Jusqu’à présent, la comparaison entre l’homme et la machine avait tendance à laisser un avantage à l’humain, même si, à travers de nombreux exemples, la machine a déjà prouvé depuis longtemps qu’elle était en mesure de produire une meilleure qualité de résultat que l’humain ; c’est par exemple le cas dans la précision de fabrication d’objets, de possibilité de reproduction à l’identique, de sa capacité à travailler longtemps et sans baisse de rythme, etc. Ce qui est nouveau aujourd’hui c’est que la comparaison se fait au niveau de l’intelligence qui jusque là donnait clairement la supériorité à l’humain et qui aujourd’hui est interrogé. Ceci fait courir un risque nouveau qui pourrait conduire à des dérives inquiétantes pour l’humain si la comparaison avait pour objectif de vouloir faire acquérir à l’homme les caractéristiques d’une machine devenue ultra performante y compris au niveau de l’intelligence. Cela interroge donc aujourd’hui les stratégies et visées que l’homme est capable d’imposer à ses pairs et il est sans doute légitime de se demander si la société actuelle ne conduit pas parfois à attendre que l’homme soit totalement et tout le temps disponible avec une performance stable, durable et optimale. Ceci devrait nous conduire à réinterroger ce qui définit l’humain et qui le caractérise par rapport à la machine qu’il fait évoluer quand même un peu à son image au point d’entretenir aujourd’hui une concurrence.
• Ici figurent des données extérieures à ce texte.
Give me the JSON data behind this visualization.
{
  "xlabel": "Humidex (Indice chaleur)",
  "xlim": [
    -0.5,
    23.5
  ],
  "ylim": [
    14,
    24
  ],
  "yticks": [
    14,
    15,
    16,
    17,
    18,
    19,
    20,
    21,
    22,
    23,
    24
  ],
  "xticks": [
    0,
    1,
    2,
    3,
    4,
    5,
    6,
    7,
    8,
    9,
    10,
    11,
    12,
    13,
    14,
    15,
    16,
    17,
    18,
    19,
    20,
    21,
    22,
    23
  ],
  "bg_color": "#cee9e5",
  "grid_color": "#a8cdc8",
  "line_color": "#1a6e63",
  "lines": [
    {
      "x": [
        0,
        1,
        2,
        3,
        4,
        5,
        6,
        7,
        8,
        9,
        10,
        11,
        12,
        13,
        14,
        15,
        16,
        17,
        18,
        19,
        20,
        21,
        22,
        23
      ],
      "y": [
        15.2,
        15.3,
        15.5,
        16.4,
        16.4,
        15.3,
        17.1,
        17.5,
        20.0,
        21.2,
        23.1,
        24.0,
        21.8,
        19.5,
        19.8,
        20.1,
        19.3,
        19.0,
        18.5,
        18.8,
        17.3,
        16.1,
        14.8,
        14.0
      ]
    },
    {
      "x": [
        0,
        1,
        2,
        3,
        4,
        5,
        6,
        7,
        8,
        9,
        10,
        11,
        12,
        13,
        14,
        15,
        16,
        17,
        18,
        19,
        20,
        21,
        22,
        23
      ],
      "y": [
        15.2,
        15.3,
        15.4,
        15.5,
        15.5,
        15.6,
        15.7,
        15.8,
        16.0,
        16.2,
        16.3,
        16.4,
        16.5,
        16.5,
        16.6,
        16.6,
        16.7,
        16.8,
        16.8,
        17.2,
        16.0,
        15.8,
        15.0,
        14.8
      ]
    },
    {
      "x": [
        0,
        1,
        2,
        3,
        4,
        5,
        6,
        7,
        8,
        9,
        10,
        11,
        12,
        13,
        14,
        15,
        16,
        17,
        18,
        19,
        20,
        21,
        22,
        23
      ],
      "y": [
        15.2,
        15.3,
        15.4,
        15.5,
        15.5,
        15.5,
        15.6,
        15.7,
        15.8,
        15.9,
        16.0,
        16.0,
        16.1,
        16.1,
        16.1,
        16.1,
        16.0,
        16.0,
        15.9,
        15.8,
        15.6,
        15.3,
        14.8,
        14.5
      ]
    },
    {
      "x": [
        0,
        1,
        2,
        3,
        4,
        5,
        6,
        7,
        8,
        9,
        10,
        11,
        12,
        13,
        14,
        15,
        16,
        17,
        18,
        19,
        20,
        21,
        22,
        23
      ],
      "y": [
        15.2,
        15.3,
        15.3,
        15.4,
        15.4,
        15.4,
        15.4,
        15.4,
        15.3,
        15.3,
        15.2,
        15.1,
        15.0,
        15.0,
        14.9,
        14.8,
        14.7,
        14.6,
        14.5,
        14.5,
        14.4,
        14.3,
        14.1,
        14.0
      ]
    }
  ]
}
Cela doit donc aussi à notre niveau exiger une prise de recul par rapport à des choix pédagogiques qui, s’ils partent pourtant d’un bon sentiment, supposent pourtant un niveau et une nature d’exigence qui ne sont pas forcément en phase avec ce qui caractérise les êtres humains. Ces choix trop centrés sur des apprentissages bien définis doivent aussi laisser la place à des champs plus ou moins formels qui correspondent à des besoins humains qu’ils ne faut pourtant pas oublier sur le plan de l’épanouissement et du développement global de la personne.

Une remarque pour terminer :

Pour éviter toute erreur dans l’interprétation de cet article je tiens à préciser que l’idée ici n’est pas de critiquer le progrès technologique, bien au contraire. D’ailleurs, le sens même du mot progrès est imprégné de valeur positive, la question ici est davantage orientée sur une invitation à réfléchir sur la relation « homme-machine » afin que la dernière reste bien au service du premier, l’inversion du rapport entre ces deux composants ne serait plus un progrès mais une régression.